The three leaks that kill a cheap-protein meal
Dal served as sauce, not katori. A thin dal over rice delivers 3-4g of protein; the same recipe in a full katori is 7-9g. Every meal above assumes the katori. Drizzle instead and most meals fail the 20g bar. This is why the dal protein comparison builds its tables on 30g dry portions, not per-100g weights.
Paneer or tofu as the cost anchor instead of the flavor layer. At ₹30 per serving, 50g of paneer eats ₹20 for 9.4g of protein, leaving ₹10 for everything else — which almost never clears 20g. Use paneer at 30g as a flavor accent, let soy chunks or a dal carry the protein; the soy chunks vs paneer comparison has the side-by-side.
Thinning the portion to hit the price. Halving a dal portion from 30g to 15g saves ₹2 and loses 4g of protein. The ₹30 ceiling is a meal-quality ceiling, not a calorie ceiling; hit the price by substituting cheaper anchors, not by shrinking the serving.

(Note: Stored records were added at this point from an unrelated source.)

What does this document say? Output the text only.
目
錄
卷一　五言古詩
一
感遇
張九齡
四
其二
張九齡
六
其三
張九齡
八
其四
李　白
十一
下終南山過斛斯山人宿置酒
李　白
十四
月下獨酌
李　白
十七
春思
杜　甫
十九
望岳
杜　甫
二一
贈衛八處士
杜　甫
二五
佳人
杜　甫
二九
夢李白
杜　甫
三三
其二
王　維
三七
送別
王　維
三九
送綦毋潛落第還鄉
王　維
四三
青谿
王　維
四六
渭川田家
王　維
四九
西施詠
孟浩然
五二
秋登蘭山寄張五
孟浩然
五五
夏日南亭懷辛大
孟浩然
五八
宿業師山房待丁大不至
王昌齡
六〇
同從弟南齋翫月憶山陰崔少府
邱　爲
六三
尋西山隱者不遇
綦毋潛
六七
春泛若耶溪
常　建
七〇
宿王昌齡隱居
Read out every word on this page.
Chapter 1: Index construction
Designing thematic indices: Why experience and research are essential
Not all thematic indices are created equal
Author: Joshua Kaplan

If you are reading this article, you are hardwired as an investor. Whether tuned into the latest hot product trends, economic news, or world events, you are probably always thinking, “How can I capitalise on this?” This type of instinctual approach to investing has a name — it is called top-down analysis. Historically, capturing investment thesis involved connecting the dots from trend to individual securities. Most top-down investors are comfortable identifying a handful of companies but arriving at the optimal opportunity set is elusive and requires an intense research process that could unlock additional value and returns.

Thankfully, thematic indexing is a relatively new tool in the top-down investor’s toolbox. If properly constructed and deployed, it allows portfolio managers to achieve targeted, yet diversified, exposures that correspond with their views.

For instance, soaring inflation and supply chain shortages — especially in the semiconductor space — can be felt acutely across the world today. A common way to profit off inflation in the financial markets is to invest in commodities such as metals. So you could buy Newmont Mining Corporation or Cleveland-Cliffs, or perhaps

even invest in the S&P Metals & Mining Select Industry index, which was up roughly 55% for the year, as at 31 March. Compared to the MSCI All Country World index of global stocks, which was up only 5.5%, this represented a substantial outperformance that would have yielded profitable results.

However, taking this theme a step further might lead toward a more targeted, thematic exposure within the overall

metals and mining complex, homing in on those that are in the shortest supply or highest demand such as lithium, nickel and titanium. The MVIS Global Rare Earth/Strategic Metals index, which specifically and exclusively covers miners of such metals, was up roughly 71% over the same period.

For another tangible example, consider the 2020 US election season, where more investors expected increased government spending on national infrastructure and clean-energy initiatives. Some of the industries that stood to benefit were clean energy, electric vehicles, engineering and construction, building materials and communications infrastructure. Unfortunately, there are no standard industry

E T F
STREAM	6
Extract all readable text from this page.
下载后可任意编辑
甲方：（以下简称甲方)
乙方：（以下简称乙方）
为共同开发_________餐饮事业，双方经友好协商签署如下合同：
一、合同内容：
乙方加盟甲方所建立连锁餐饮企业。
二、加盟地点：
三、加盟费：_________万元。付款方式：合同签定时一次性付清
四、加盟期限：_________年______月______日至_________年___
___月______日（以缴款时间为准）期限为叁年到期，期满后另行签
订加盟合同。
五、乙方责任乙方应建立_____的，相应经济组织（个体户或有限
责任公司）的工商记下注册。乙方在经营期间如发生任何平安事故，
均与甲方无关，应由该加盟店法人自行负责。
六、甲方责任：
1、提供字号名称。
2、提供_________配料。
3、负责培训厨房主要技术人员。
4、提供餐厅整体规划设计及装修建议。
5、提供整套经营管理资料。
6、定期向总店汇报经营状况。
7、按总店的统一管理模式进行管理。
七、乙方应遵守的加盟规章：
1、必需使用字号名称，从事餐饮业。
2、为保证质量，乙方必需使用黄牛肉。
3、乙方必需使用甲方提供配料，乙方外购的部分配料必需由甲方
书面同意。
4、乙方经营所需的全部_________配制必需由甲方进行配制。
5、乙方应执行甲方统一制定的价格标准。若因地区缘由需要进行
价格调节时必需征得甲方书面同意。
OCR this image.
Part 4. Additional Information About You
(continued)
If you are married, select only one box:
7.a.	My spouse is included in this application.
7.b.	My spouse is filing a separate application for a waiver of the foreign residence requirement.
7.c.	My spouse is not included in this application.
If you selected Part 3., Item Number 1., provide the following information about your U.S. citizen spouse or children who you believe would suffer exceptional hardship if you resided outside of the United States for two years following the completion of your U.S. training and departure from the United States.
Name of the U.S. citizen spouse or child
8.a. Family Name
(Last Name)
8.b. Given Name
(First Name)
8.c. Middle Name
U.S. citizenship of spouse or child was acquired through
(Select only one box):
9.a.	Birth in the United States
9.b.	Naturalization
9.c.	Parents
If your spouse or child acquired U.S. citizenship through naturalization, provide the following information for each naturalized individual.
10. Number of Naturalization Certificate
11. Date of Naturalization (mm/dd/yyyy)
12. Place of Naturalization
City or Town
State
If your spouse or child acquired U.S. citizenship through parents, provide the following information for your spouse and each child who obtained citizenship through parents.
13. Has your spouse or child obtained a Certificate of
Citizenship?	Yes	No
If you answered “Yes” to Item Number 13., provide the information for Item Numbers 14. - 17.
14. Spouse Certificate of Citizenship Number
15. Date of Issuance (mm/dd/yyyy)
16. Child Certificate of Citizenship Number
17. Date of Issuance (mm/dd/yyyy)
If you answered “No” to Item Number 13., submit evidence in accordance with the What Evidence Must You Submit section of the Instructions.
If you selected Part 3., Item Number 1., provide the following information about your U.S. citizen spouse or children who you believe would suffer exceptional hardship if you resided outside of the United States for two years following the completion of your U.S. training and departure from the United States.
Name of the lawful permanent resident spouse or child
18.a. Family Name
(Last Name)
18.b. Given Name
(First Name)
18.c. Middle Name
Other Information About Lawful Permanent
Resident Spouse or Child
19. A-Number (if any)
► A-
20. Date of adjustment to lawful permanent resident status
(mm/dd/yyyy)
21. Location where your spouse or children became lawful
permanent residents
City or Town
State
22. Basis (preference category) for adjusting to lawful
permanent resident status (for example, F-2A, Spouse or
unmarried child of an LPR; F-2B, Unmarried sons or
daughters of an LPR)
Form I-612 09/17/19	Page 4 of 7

For the dabba and commute context
Eight of the twelve travel well in a dabba. The exceptions are the two dosa meals (9 and 10, rubbery by 1 pm), Meal 6 (sattu drink separates over four hours), and Meal 11 (curd in a wrap turns soggy). The other eight — rajma-chawal, khichdi-with-soy, chana masala, dal-rice, soy bhurji paratha, soy-bhakri, moong dal chilla, horse gram saaru — hold texture cold or at room temperature for the standard four-hour window. The protein-forward workday lunch article has the dabba-specific packing notes.
A ₹30-per-meal plan at three meals a day is ₹90/day — within ₹5 of Pillar 2’s Budget B. The broader version of the same frame, with paneer twice a week, is high-protein meals under ₹100.
Final takeaway
A ₹30-and-20g-protein meal in an Indian kitchen is not a compromise format. It’s what happens when you let the cost math do the work: pulses and soy chunks carry the protein, carrier grains carry the plate, dairy and eggs show up as supporting layers, and paneer and tofu sit out the weeknight rotation. The twelve recipes above are not a plan — they’re the assembly grammar from which a week’s plan builds itself.
Cook four of them on repeat until the portions are automatic. Add the other eight as you go. The 20g number lands on its own.